If I own some land with a lake on it and you own some land where waterfowl like to nest because of that lake. And, if I drain that lake thereby driving all your waterfowl to nest elsewhere, that's too bad. You can't tell me that I have to leave the lake intact just because it will change the wildlife on your land. It's my lake. I own it. Therefore, I have complete control over it. Your rights don't extend over into my rights. If the situation were reversed, you would have the same right to keep or destroy your lake and I would simply have to deal with the consequences.

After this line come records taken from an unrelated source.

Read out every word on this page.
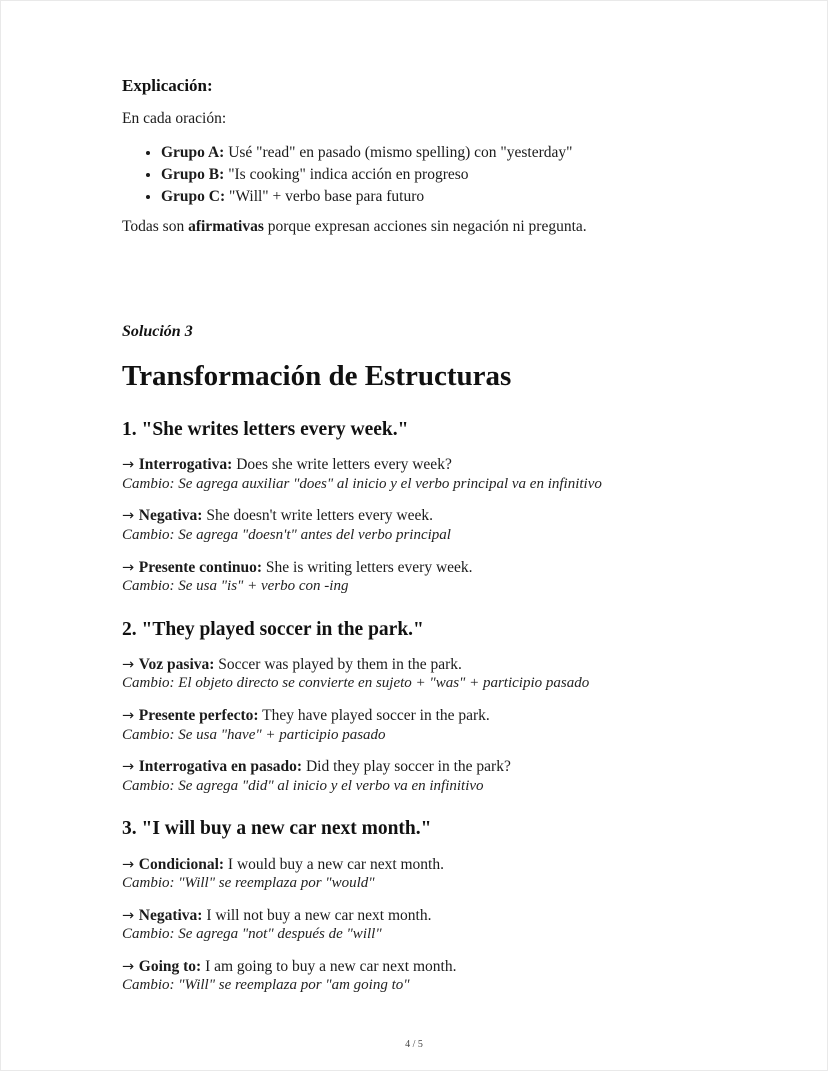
Explicación:

En cada oración:

• Grupo A: Usé "read" en pasado (mismo spelling) con "yesterday"
• Grupo B: "Is cooking" indica acción en progreso
• Grupo C: "Will" + verbo base para futuro

Todas son afirmativas porque expresan acciones sin negación ni pregunta.

Solución 3

Transformación de Estructuras
1. "She writes letters every week."

→ Interrogativa: Does she write letters every week?

Cambio: Se agrega auxiliar "does" al inicio y el verbo principal va en infinitivo

→ Negativa: She doesn't write letters every week.

Cambio: Se agrega "doesn't" antes del verbo principal

→ Presente continuo: She is writing letters every week.

Cambio: Se usa "is" + verbo con -ing

2. "They played soccer in the park."

→ Voz pasiva: Soccer was played by them in the park.

Cambio: El objeto directo se convierte en sujeto + "was" + participio pasado

→ Presente perfecto: They have played soccer in the park.

Cambio: Se usa "have" + participio pasado

→ Interrogativa en pasado: Did they play soccer in the park?

Cambio: Se agrega "did" al inicio y el verbo va en infinitivo

3. "I will buy a new car next month."

→ Condicional: I would buy a new car next month.

Cambio: "Will" se reemplaza por "would"

→ Negativa: I will not buy a new car next month.

Cambio: Se agrega "not" después de "will"

→ Going to: I am going to buy a new car next month.

Cambio: "Will" se reemplaza por "am going to"

4 / 5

You're wasting your breath, FirstAscent. We've already been through this - you'd have to sign a contract with him where you promise not to pollute the lake, and he promises to keep it in good condition. I never did understand what's to stop the guys upstream pissing in the river though (in *their* property). FredericBastiat did say, at least, that polluting someone else's property is equivalent to trespass though the issue seems far from resolved:
Does someone have to own the sea as well? And all the ocean? Do you have to enter into a contract with people on the other side of the ocean in the event your pollution should cause damage there?
If you don't own it, and I don't own it, and nobody owns it, then who cares. I know your answer. You do care; so go homestead it, occupy it and claim it for your own, and then complain at me when I provably pollute it (equivalent to trespass).